Session Adapters
Quantum ships two built-in session adapters. Both expose the same public Session API, but their storage and lifecycle behavior differ in ways that matter for integration.
Native adapter
Use the native adapter when standard PHP session storage is enough for your app.
$session = session('native');
$session->set('cart_id', 'abc123');
Config contract
When the factory resolves native, it passes session.native into NativeSessionAdapter.
The adapter reads one package-specific option:
timeout— idle timeout in seconds, default1800(30 minutes)
Runtime behavior
The native adapter:
- starts a PHP session if one is not already active
- keeps an internal
LAST_ACTIVITYtimestamp in the session - refreshes the session when the idle time is within
timeout - resets the active session when the idle time exceeds
timeout - updates
LAST_ACTIVITYon every initialization
Practical effect: the timeout is checked when the adapter is initialized, not by a background cleanup process.
Caveats
all()includes the adapter's internalLAST_ACTIVITYkey because it reads the full session storage.- Session values are stored as encrypted payloads, so direct inspection of the backing storage is best treated as transport data rather than app-level values.
- When PHP session startup or teardown raises an error, Session surfaces it as a session exception.
Database adapter
Use the database adapter when you want session state stored in a database table instead of PHP's default session store.
$session = session('database');
$session->set('wizard.step', 2);
Config contract
When the factory resolves database, it passes session.database into DatabaseSessionAdapter.
The adapter reads one package-specific option:
table— session table name, defaultsessions
Table contract
The database handler reads and writes these fields:
session_id(lookup key)data(raw PHP session payload)ttl(last-write Unix timestamp)
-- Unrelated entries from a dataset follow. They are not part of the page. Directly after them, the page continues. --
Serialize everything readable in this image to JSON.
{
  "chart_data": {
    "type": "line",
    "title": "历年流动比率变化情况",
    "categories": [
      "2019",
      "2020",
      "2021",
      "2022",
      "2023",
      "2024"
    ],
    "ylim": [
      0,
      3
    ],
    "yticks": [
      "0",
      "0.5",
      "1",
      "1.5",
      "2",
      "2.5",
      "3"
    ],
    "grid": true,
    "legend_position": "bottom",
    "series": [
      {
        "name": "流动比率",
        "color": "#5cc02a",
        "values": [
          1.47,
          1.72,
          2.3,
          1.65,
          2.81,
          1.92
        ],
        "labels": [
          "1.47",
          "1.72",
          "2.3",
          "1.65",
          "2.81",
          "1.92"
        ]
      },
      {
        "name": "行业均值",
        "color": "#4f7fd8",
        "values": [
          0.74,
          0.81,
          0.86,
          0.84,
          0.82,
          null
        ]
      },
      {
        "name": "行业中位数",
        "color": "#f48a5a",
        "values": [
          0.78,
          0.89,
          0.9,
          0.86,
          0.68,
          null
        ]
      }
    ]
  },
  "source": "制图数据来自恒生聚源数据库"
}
A practical schema (from framework tests) is:
CREATE TABLE sessions (
id INTEGER PRIMARY KEY,
session_id VARCHAR(255) UNIQUE,
data TEXT,
ttl INTEGER
);
Notes:
session_idshould be unique.ttlis updated on every write and used by GC cleanup (ttl < time() - max_lifetime).- You can use a different table name via
session.database.table, but it must expose equivalent columns.
Runtime behavior
The database adapter:
- creates a dynamic model for the configured table through the Model package
- registers a custom PHP session save handler before starting the session
- stores the PHP session payload in
data - updates
ttlto the current Unix timestamp on every write - deletes expired rows during garbage collection when
ttl < time() - max_lifetime
Because Session encrypts and serializes values before they reach $_SESSION, the data column contains PHP's session payload format around encrypted value strings.
Caveats
- This adapter depends on the Database and Model packages being ready before the first
session('database')call. - Expiry cleanup runs when PHP session garbage collection calls the handler's
gc()method. - Create the session table as part of your database setup before you switch the default adapter.
Choosing an adapter
Use native when you want the simplest setup and default PHP session handling.
Use database when you need a shared or centrally managed session store and are willing to provide the backing table and database configuration.